"It's the news that Brits did not want to hear," says the Daily Star.
The "mutant" version of the "killer E. coli virus has reached our shores" and it could affect everyone, says the paper, not just the young and old.
The Daily Mail wonders if women could be at greater risk from infection - from following "bikini diets".
Infection rates are "particularly high" among young women, says the Mail, which could be because they are "more likely to eat salads than men".
Cool as cucumber
Some of the papers give a reality check on the E. coli outbreak.
"There is no evidence yet that the bacteria have appeared on British vegetables", says the Guardian.

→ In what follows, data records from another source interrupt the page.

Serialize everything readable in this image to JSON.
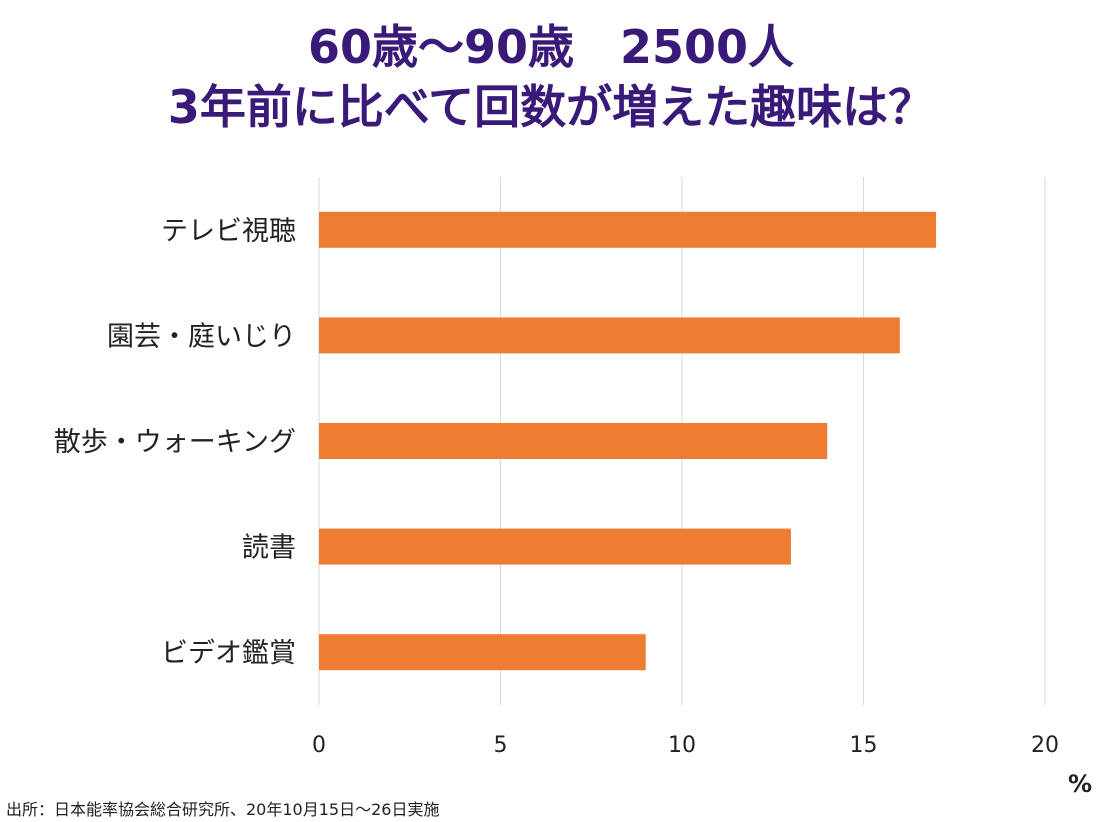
{
  "title_line1": "60歳〜90歳　2500人",
  "title_line2": "3年前に比べて回数が増えた趣味は？",
  "source": "出所：日本能率協会総合研究所、20年10月15日〜26日実施",
  "colors": {
    "bar": "#ed7d31",
    "title": "#3a1a78",
    "grid": "#d9d9d9"
  },
  "chart_data": {
    "type": "bar",
    "orientation": "horizontal",
    "categories": [
      "テレビ視聴",
      "園芸・庭いじり",
      "散歩・ウォーキング",
      "読書",
      "ビデオ鑑賞"
    ],
    "values": [
      17,
      16,
      14,
      13,
      9
    ],
    "xlim": [
      0,
      20
    ],
    "xticks": [
      0,
      5,
      10,
      15,
      20
    ],
    "xlabel": "%",
    "grid": true
  }
}
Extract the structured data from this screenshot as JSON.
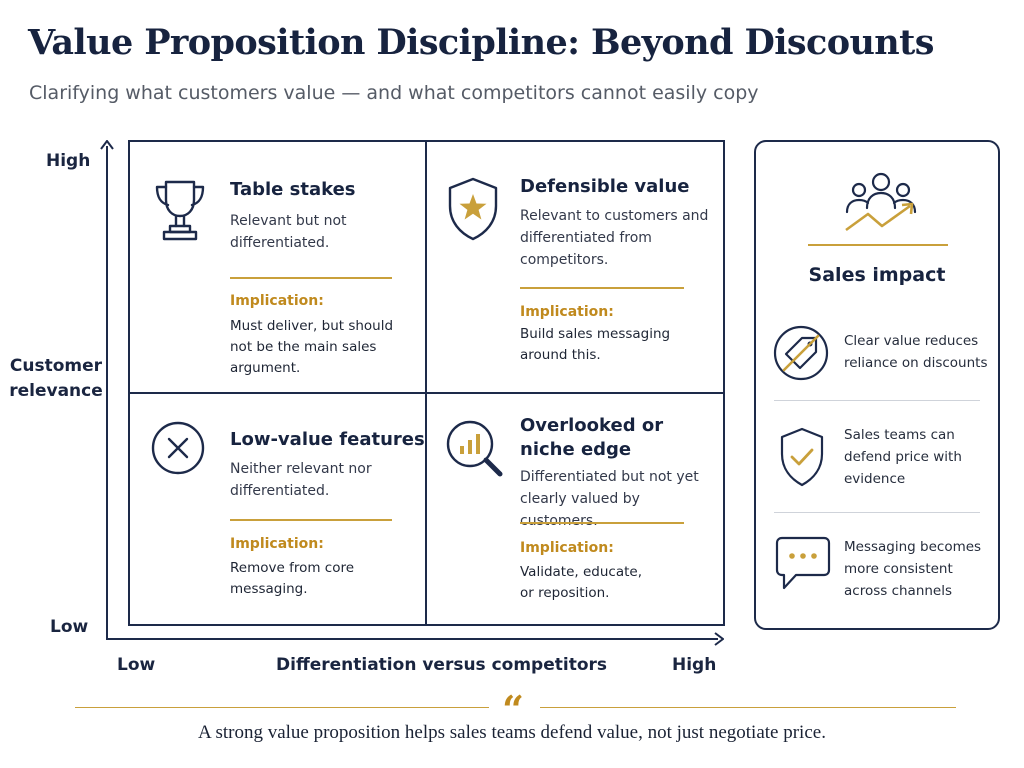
{
  "header": {
    "title": "Value Proposition Discipline: Beyond Discounts",
    "subtitle": "Clarifying what customers value — and what competitors cannot easily copy"
  },
  "axes": {
    "y_high": "High",
    "y_low": "Low",
    "y_label": "Customer relevance",
    "x_low": "Low",
    "x_label": "Differentiation versus competitors",
    "x_high": "High"
  },
  "quadrants": {
    "table_stakes": {
      "icon": "trophy-icon",
      "title": "Table stakes",
      "description": "Relevant but not differentiated.",
      "implication_label": "Implication:",
      "implication": "Must deliver, but should not be the main sales argument."
    },
    "defensible_value": {
      "icon": "shield-star-icon",
      "title": "Defensible value",
      "description": "Relevant to customers and differentiated from competitors.",
      "implication_label": "Implication:",
      "implication": "Build sales messaging around this."
    },
    "low_value": {
      "icon": "x-circle-icon",
      "title": "Low-value features",
      "description": "Neither relevant nor differentiated.",
      "implication_label": "Implication:",
      "implication": "Remove from core messaging."
    },
    "overlooked": {
      "icon": "magnifier-chart-icon",
      "title": "Overlooked or niche edge",
      "description": "Differentiated but not yet clearly valued by customers.",
      "implication_label": "Implication:",
      "implication": "Validate, educate, or reposition."
    }
  },
  "sales_impact": {
    "icon": "team-growth-icon",
    "title": "Sales impact",
    "items": [
      {
        "icon": "no-discount-tag-icon",
        "text": "Clear value reduces reliance on discounts"
      },
      {
        "icon": "shield-check-icon",
        "text": "Sales teams can defend price with evidence"
      },
      {
        "icon": "speech-bubble-icon",
        "text": "Messaging becomes more consistent across channels"
      }
    ]
  },
  "footer": {
    "quote_mark": "“",
    "quote": "A strong value proposition helps sales teams defend value, not just negotiate price."
  },
  "colors": {
    "navy": "#1d2a4a",
    "gold": "#c9a03b",
    "gold_text": "#c08a1e"
  }
}
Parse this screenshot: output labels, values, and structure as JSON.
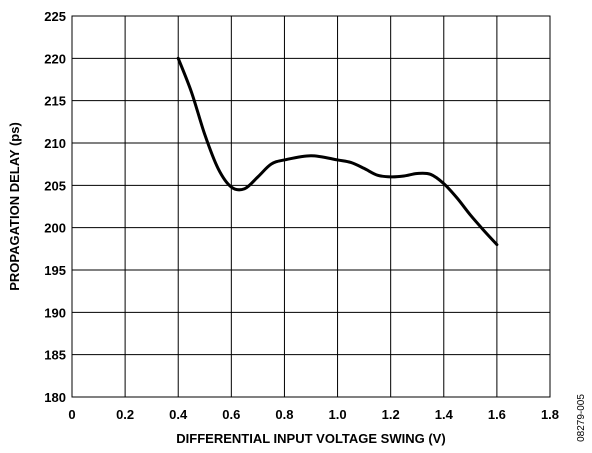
{
  "chart_data": {
    "type": "line",
    "title": "",
    "xlabel": "DIFFERENTIAL INPUT VOLTAGE SWING (V)",
    "ylabel": "PROPAGATION DELAY (ps)",
    "xlim": [
      0,
      1.8
    ],
    "ylim": [
      180,
      225
    ],
    "x_ticks": [
      0,
      0.2,
      0.4,
      0.6,
      0.8,
      1.0,
      1.2,
      1.4,
      1.6,
      1.8
    ],
    "x_tick_labels": [
      "0",
      "0.2",
      "0.4",
      "0.6",
      "0.8",
      "1.0",
      "1.2",
      "1.4",
      "1.6",
      "1.8"
    ],
    "y_ticks": [
      180,
      185,
      190,
      195,
      200,
      205,
      210,
      215,
      220,
      225
    ],
    "y_tick_labels": [
      "180",
      "185",
      "190",
      "195",
      "200",
      "205",
      "210",
      "215",
      "220",
      "225"
    ],
    "grid": true,
    "legend": "none",
    "series": [
      {
        "x": [
          0.4,
          0.45,
          0.5,
          0.55,
          0.6,
          0.65,
          0.7,
          0.75,
          0.8,
          0.9,
          1.0,
          1.05,
          1.1,
          1.15,
          1.2,
          1.25,
          1.3,
          1.35,
          1.4,
          1.45,
          1.5,
          1.55,
          1.6
        ],
        "y": [
          220.0,
          216.0,
          211.0,
          207.0,
          204.8,
          204.6,
          206.0,
          207.5,
          208.0,
          208.5,
          208.0,
          207.7,
          207.0,
          206.2,
          206.0,
          206.1,
          206.4,
          206.3,
          205.2,
          203.5,
          201.5,
          199.7,
          198.0
        ]
      }
    ],
    "line_color": "#000000"
  },
  "figure_id": "08279-005"
}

The Daily Mirror says to "stay cool as a cucumber" and "avoid panicking" - because the seven victims so far in Britain were all infected in Germany.
The Financial Times focuses on the "trade spat" between the European Union and Russia, which has banned imports of vegetables from the EU.
The health of the Queen's horse, Carlton House, features on the back pages of several of the newspapers.
After suffering an injury scare earlier in the week, the favourite is set to run in the Derby at Epsom on Saturday.
The Times says, after the most alarming injury scare in recent racing history, Carlton House survived a breakfast canter on Newmarket Heath on Thursday.
If he wins, says the Daily Telegraph, "it will give racing its greatest fillip since the days of Red Rum".
The race to become the next chancellor of Cambridge University is highlighted the Times.
A couple of weeks ago, says the paper, the appointment of Lord Sainsbury of Turville "appeared to be a formality".
However, the Times has learned that he has a challenger - one Abdul Arain who is interviewed in the back of the shop he has been running for 15 years.
It says Mr Arain is "disgruntled" at plans to open a Sainsbury's store in the same street as his shop."